The horrible crash that killed Poland’s leader and nearly 100 of its top people came when their Soviet TU- 154 crashed, an airplane so unsafe that even the Russians won’t fly them. A bad plane when made, it’s pure junk now, and, budget concerns or not, you don’t load your entire top command into just one of them lest, as Poland has just so sadly discovered, disastrous results occur.
During the Russian-Georgian conflict over South Ossetia, Kaczynski flew to Georgia to show support for the Georgian leader. The president, as the supreme commander of the military, ordered the pilot to land near the breakaway republic and the military pilot respectfully refused, saying it was too dangerous and that Kaczynski may be his supreme commander on the ground, but not in the air.
Eventually, he landed at a safer airport and the president had to take a really long drive in a motorcade. Upon arrival, an angry Mr.
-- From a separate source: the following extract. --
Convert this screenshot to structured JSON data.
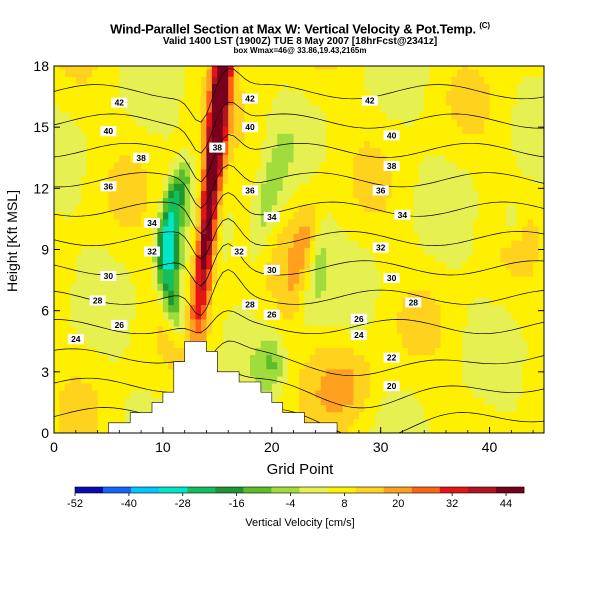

Kaczynski told reporters that it was unacceptable for his orders to be ignored like that and decisions about his travel be made “on such a low level.”
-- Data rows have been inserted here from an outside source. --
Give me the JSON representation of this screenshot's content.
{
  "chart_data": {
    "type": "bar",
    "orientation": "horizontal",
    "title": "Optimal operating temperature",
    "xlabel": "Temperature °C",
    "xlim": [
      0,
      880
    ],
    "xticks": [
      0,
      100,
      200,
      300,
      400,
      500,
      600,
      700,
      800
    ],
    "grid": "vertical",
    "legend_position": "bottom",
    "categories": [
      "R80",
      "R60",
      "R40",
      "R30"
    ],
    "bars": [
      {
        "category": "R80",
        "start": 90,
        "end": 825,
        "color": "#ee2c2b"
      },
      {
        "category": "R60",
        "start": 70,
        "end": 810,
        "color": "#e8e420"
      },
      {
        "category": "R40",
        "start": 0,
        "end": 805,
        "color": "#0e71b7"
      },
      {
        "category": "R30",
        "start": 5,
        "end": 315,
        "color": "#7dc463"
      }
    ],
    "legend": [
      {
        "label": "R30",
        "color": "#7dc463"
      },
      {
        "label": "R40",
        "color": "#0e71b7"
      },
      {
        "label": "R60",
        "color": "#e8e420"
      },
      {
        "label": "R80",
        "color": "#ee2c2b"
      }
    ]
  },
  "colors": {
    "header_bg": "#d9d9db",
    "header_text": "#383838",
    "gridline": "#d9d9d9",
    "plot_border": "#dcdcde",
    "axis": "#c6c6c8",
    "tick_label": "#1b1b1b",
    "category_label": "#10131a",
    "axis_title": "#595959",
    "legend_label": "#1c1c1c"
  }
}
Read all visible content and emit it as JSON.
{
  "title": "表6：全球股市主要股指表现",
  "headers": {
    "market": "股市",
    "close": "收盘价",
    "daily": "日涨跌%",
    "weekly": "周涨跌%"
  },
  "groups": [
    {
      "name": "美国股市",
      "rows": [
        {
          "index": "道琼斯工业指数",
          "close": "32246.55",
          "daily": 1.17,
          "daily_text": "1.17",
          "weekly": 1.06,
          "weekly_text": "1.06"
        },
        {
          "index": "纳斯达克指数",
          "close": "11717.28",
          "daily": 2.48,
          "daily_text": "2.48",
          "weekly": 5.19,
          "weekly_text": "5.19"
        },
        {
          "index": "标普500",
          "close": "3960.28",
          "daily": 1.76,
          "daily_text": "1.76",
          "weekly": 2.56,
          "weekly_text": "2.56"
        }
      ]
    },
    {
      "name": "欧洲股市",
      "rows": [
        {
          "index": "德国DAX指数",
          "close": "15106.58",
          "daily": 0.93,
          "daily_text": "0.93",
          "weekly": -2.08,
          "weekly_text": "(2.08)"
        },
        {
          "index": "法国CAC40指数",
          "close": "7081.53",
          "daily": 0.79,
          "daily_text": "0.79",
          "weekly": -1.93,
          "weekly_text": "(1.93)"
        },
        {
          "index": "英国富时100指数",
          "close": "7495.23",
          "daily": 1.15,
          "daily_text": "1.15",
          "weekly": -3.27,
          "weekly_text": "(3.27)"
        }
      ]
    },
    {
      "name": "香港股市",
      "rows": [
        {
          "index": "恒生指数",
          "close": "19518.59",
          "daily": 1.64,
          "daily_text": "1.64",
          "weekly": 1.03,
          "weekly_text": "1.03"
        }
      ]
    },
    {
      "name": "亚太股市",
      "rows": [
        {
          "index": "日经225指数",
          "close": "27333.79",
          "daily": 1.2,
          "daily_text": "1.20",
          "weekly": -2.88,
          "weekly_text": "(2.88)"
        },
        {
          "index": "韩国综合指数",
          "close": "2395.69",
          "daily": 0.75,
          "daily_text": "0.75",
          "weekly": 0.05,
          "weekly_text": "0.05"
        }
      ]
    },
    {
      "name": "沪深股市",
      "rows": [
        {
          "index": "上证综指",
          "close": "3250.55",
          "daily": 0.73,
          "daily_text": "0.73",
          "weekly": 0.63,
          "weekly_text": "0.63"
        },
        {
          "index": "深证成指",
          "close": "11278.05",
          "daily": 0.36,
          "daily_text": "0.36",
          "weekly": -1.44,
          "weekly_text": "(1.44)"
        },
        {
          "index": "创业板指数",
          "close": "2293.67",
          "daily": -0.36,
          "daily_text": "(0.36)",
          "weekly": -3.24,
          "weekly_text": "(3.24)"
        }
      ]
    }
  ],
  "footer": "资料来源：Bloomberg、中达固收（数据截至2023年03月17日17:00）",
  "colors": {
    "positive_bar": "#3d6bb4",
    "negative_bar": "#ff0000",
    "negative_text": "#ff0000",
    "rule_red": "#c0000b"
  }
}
Many today have asked me how it’s possible that Poland, a country that can easily afford whatever airplanes it wants for its officials, thoughtlessly packed so many officials into a single Soviet-era aircraft.
Unfortunately, it’s insanely normal. When Tusk was flying to Moscow, he took with him a very prominent group of officials that included several cabinet ministers and chief executives of two major refineries, PKN Orlen and Grupa Lotos, as well as executives of gas company PGNiG.
Now the Soviet-era fleet is grounded and the safety rules for the travel of public officials will probably change. Too late.